Thursday, 9 March 2017


Back from a break in Herefordshire R has attacked the buddleia around the septic tank, finished trimming the grasses and cut down the dead cardoons.
In between baking bread - it stuck again! - I finished the drain by the apple tree and hoed the asparagus bed - mostly goosegrass it seems.
The hen pheasant, looking splendid, if not as gaudy as her mate, is under the feeder.

Monday morning dawns with bright sunshine, the moorhen and three ducks on the pond - well two, the regulars, sitting at the side together, and another drake displaying on the water. Ten minutes later the drake has gone, the pair are on the writing shed roof, and so is the moorhen - a strange threesome.
The garden is creeping out of winter. Daffodils and primroses, crocus and flowering currant coming on quickly. Even one of the big cherries has fattening buds preparing to release their blossom in a white cloud. 

  Snowdrops are starting to fade forming seed heads. Once the seed is scattered the dividing and replanting can begin. Everywhere the first leaves of later plants - bluebells, hedge parsley, foxgloves - are growing.

    I have repotted the house plants and made a good start on the outside pots. The osteospermums have overwintered successfully like this blue specimen already covered in buds and the odd flower.

We continue to have a large flock of starlings rising from the field into out trees - a good double clap and they are off in a whirl hearing gunfire? The occasional cheeky bird comes to the peanut feeder.

So onward with the bird feeding, bed weeding, rhododendron slaying, pot topping, compost moving, pruning etc etc etc but not mowing (a bit early but thought I would give it a try - mower phut!! So service arranged - R had this idea that we could get away without it this year - won't listen next year.)

It is great to hear from readers that they do not want me to stop.

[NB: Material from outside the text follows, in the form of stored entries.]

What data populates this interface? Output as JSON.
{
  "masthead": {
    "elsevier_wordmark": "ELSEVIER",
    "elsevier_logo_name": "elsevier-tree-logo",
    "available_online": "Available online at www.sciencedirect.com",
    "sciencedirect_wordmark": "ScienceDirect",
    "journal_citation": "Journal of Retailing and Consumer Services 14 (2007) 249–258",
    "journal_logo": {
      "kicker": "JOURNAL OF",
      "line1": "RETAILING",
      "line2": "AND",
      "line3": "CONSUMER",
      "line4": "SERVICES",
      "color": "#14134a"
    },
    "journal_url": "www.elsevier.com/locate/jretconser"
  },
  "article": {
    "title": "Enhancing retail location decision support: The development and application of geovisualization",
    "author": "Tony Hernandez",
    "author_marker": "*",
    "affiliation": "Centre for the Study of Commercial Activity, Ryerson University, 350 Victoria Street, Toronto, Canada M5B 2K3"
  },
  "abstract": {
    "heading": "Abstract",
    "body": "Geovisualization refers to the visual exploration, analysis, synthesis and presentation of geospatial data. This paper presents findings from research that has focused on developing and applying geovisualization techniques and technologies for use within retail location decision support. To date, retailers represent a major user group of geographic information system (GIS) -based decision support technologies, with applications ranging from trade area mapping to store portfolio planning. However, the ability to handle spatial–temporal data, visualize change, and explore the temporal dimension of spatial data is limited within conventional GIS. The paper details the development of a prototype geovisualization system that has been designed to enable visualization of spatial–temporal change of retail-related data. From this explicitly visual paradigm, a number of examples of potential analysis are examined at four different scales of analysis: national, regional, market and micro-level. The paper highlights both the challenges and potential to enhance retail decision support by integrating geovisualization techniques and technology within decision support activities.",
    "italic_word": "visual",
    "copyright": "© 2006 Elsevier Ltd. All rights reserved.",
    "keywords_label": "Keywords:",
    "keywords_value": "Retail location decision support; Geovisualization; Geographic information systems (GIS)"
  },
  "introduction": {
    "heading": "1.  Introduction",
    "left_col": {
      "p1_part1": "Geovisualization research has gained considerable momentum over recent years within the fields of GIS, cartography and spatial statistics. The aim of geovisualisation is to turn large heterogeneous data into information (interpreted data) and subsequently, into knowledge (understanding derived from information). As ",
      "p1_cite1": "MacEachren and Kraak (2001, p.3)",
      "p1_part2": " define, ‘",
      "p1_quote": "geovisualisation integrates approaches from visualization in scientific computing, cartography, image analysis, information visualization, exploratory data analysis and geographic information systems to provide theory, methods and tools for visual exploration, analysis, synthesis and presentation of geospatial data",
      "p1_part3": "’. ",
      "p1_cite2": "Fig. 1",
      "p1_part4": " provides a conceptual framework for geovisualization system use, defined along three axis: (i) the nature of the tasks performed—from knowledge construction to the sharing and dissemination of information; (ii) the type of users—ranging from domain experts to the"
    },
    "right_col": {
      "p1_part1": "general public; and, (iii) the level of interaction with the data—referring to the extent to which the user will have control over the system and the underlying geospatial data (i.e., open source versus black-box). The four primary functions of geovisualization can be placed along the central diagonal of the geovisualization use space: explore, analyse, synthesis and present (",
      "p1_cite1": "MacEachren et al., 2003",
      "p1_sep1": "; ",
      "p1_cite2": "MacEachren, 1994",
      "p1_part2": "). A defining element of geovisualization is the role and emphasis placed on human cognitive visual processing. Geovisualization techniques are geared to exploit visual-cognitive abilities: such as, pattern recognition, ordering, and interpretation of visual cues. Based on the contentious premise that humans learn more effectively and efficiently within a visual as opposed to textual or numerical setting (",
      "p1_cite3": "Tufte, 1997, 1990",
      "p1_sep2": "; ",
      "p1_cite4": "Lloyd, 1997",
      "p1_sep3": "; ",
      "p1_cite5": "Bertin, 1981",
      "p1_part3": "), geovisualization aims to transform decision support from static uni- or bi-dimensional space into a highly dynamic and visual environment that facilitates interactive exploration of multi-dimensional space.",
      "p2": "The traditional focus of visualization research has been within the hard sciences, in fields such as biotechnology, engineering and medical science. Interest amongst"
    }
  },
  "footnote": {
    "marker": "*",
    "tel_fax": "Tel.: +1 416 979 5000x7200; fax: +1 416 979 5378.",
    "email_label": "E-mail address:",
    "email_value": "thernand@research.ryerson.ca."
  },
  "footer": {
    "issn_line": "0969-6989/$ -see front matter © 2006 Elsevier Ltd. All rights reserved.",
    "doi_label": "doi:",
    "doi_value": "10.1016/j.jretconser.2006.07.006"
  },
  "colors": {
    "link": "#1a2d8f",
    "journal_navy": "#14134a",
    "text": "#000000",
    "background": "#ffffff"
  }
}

Of course it will happen one day when I am too decrepit to garden (or write)(or both).

This is a scuba diving mallard drake showing off to his other half - who steadfastly ignores him. He throws water about, splashes, completely submerges and all she does is preen a bit.

Finally one of the thousands of starlings rooting in nearby trees has deigned to come in camera range. They have to eat and eat to maintain body temperature and they are also great mimics of other birds - apart from their incessant chattering. We have our own murmuration!

Waiting for the mowers to be collected so cleared and cleaned shed - an annual event. 

Finally the sun is out, spring is springing and the world is waking up - there is warmth in the sun -

1 comment:

  1. very encouraging. Harry has given our lawn its` first cut and edged the edges. it makes such a difference. Now to those pernicious weeds - Shepherds Purse.